Let’s back up a bit and take a look at where the neck actually begins and ends. Anatomically speaking, your neck extends from the first cervical vertebra just beneath your skull to the 7th cervical vertebra. But when you turn your head, these aren’t the only moving parts.
Your cervical spine connects very directly to your thoracic spine (mid-back), which in turn links to your lumbar spine in your lower back. Your lumbar spine is hooked up to your sacrum – the large triangular shaped bone that wedges into your pelvis.
Drawing lines between different body parts is as artificial as our political borders. They don’t exist, except as constructs of our minds.
If you keep stretching your neck and the pain keeps returning, it’s because something else is out of balance and it’s contributing to the tightness further up the chain.
My advice? Look at your hips. In our modern culture, all of us – ALL of us – sit way more than we should. We sit to work, sit to drive, sit to eat, even sit to relax. Some of us even sit to exercise!

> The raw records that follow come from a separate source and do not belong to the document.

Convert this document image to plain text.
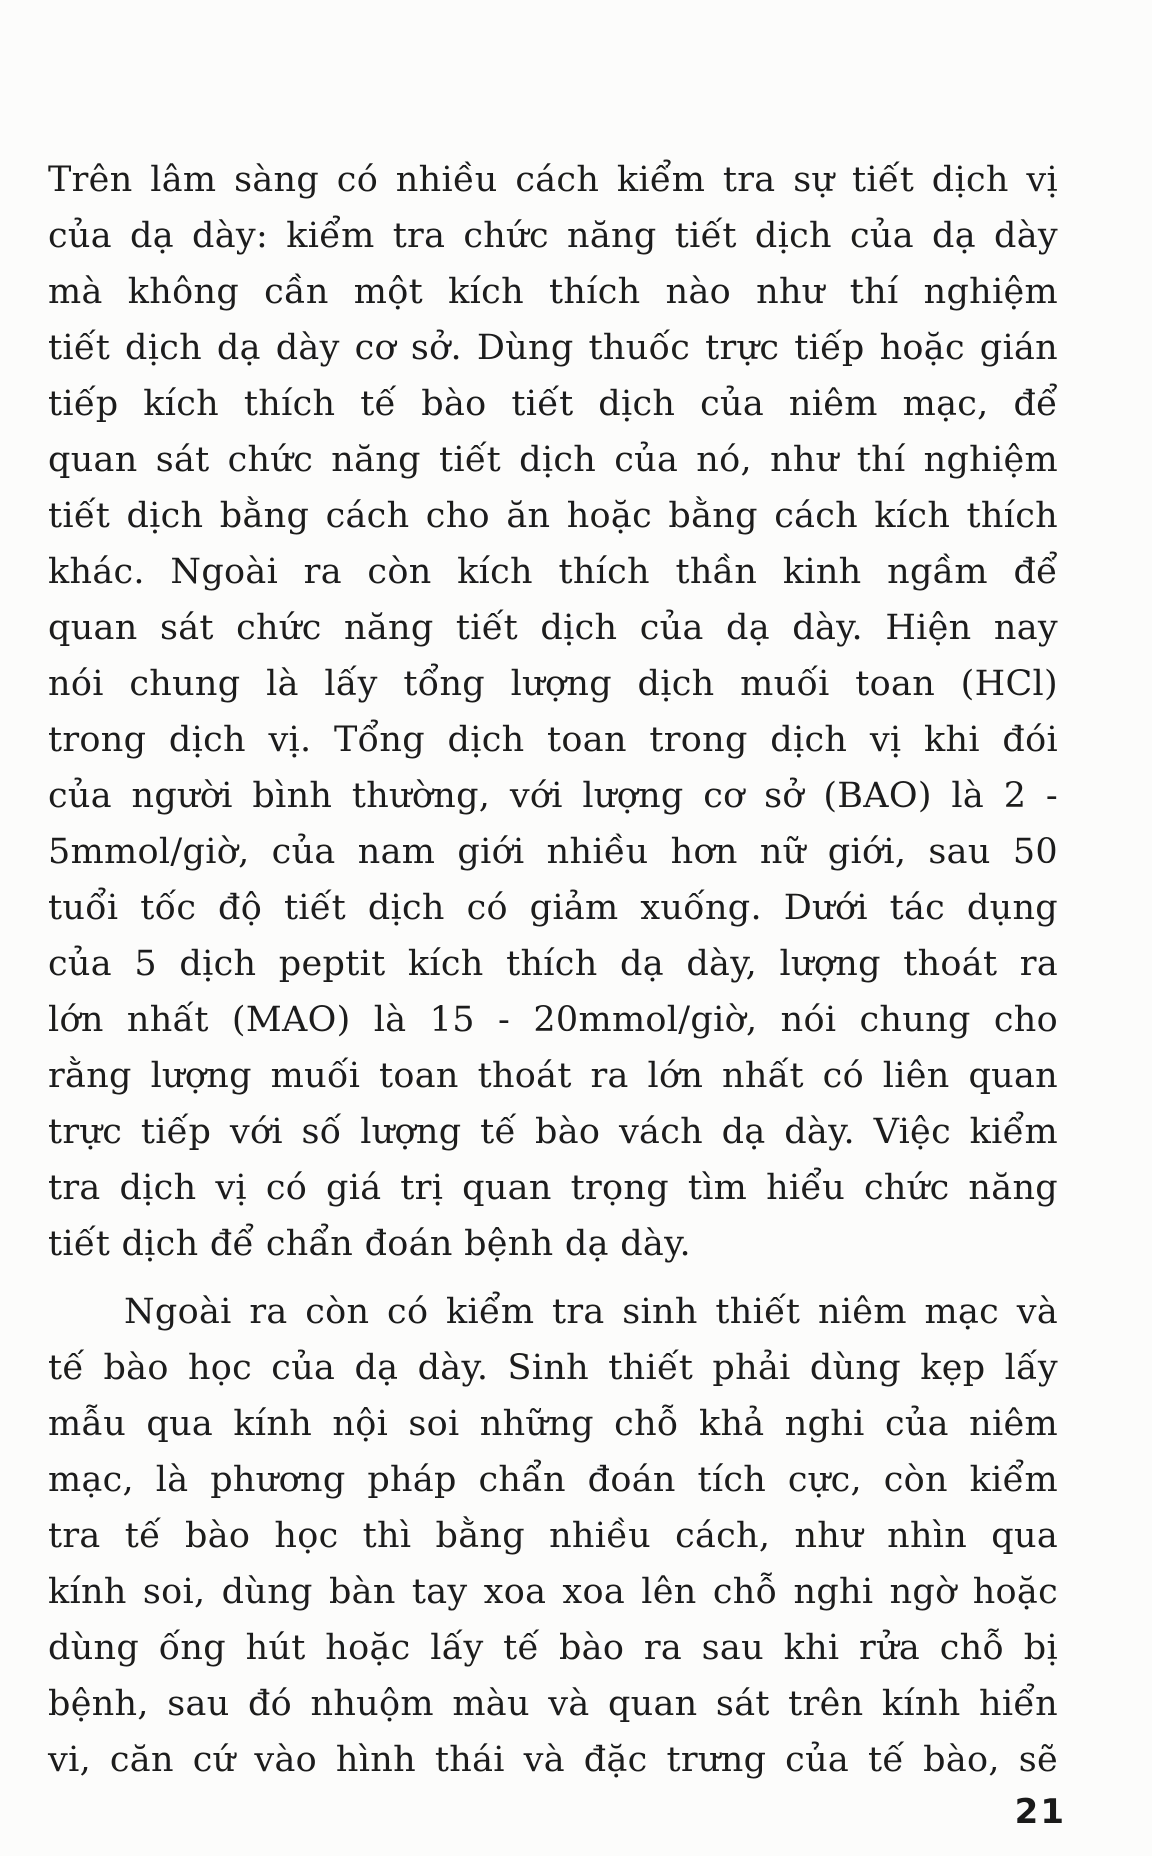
Trên lâm sàng có nhiều cách kiểm tra sự tiết dịch vị
của dạ dày: kiểm tra chức năng tiết dịch của dạ dày
mà không cần một kích thích nào như thí nghiệm
tiết dịch dạ dày cơ sở. Dùng thuốc trực tiếp hoặc gián
tiếp kích thích tế bào tiết dịch của niêm mạc, để
quan sát chức năng tiết dịch của nó, như thí nghiệm
tiết dịch bằng cách cho ăn hoặc bằng cách kích thích
khác. Ngoài ra còn kích thích thần kinh ngầm để
quan sát chức năng tiết dịch của dạ dày. Hiện nay
nói chung là lấy tổng lượng dịch muối toan (HCl)
trong dịch vị. Tổng dịch toan trong dịch vị khi đói
của người bình thường, với lượng cơ sở (BAO) là 2 -
5mmol/giờ, của nam giới nhiều hơn nữ giới, sau 50
tuổi tốc độ tiết dịch có giảm xuống. Dưới tác dụng
của 5 dịch peptit kích thích dạ dày, lượng thoát ra
lớn nhất (MAO) là 15 - 20mmol/giờ, nói chung cho
rằng lượng muối toan thoát ra lớn nhất có liên quan
trực tiếp với số lượng tế bào vách dạ dày. Việc kiểm
tra dịch vị có giá trị quan trọng tìm hiểu chức năng
tiết dịch để chẩn đoán bệnh dạ dày.
Ngoài ra còn có kiểm tra sinh thiết niêm mạc và
tế bào học của dạ dày. Sinh thiết phải dùng kẹp lấy
mẫu qua kính nội soi những chỗ khả nghi của niêm
mạc, là phương pháp chẩn đoán tích cực, còn kiểm
tra tế bào học thì bằng nhiều cách, như nhìn qua
kính soi, dùng bàn tay xoa xoa lên chỗ nghi ngờ hoặc
dùng ống hút hoặc lấy tế bào ra sau khi rửa chỗ bị
bệnh, sau đó nhuộm màu và quan sát trên kính hiển
vi, căn cứ vào hình thái và đặc trưng của tế bào, sẽ
21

Sitting puts our hips into flexion, bringing the knees closer to the chest and contracting the front line of the body. This isn’t a problem for short durations, but getting stuck in flexion, as so many modern people are, causes dysfunctional spinal movement and, ultimately, neck and shoulder pain.
Now it’s all starting to come together, right? The body is a system where each piece and part is dependent on every other piece for function and balance. So, how can you address the restrictions in your hips?
Hips are complicated. There are myriad muscles crossing over joints and attaching at different points, some deep inside the pelvis. But the most important thing you can do to restore proper hip function is to treat your flexion addiction.
Hip flexors are the muscles that – you guessed it – flex the hip. The largest of these are the quadriceps, four large muscles that make up the front of your thigh.
A much deeper and also much more difficult to stretch hip flexor is your psoas, which runs from the front of your spine just behind your solar plexus down to the inside of your leg. This guy is deep, in more ways that one.
The psoas tends to store a lot of negative emotion, namely fear and anxiety. When you feel threatened in any way, the tendency is to “go fetal,” or fold yourself up into your belly to protect your sensitive organs.
Even if you don’t get fully into the fetal position, chronic stress and insecurity can create a shortening of the psoas in an approximation of the fetal position.
The psoas is also deeply linked with breathing because the place where it connects to your spine is just below your diaphragm. So, a tight, restricted psoas will keep your breath shallow, which in turn raises stress levels and increases overall physical tension.
Opening up the front of the hips gives length to your spine, takes pressure off of your neck, allows you to breathe more deeply and ultimately reduces overall tension in your body. That’s a lot of bang for your stretching buck!
Try this simple dynamic hip flexor stretch to release your quads and psoas, and then leave me a comment and let me know how it goes for you!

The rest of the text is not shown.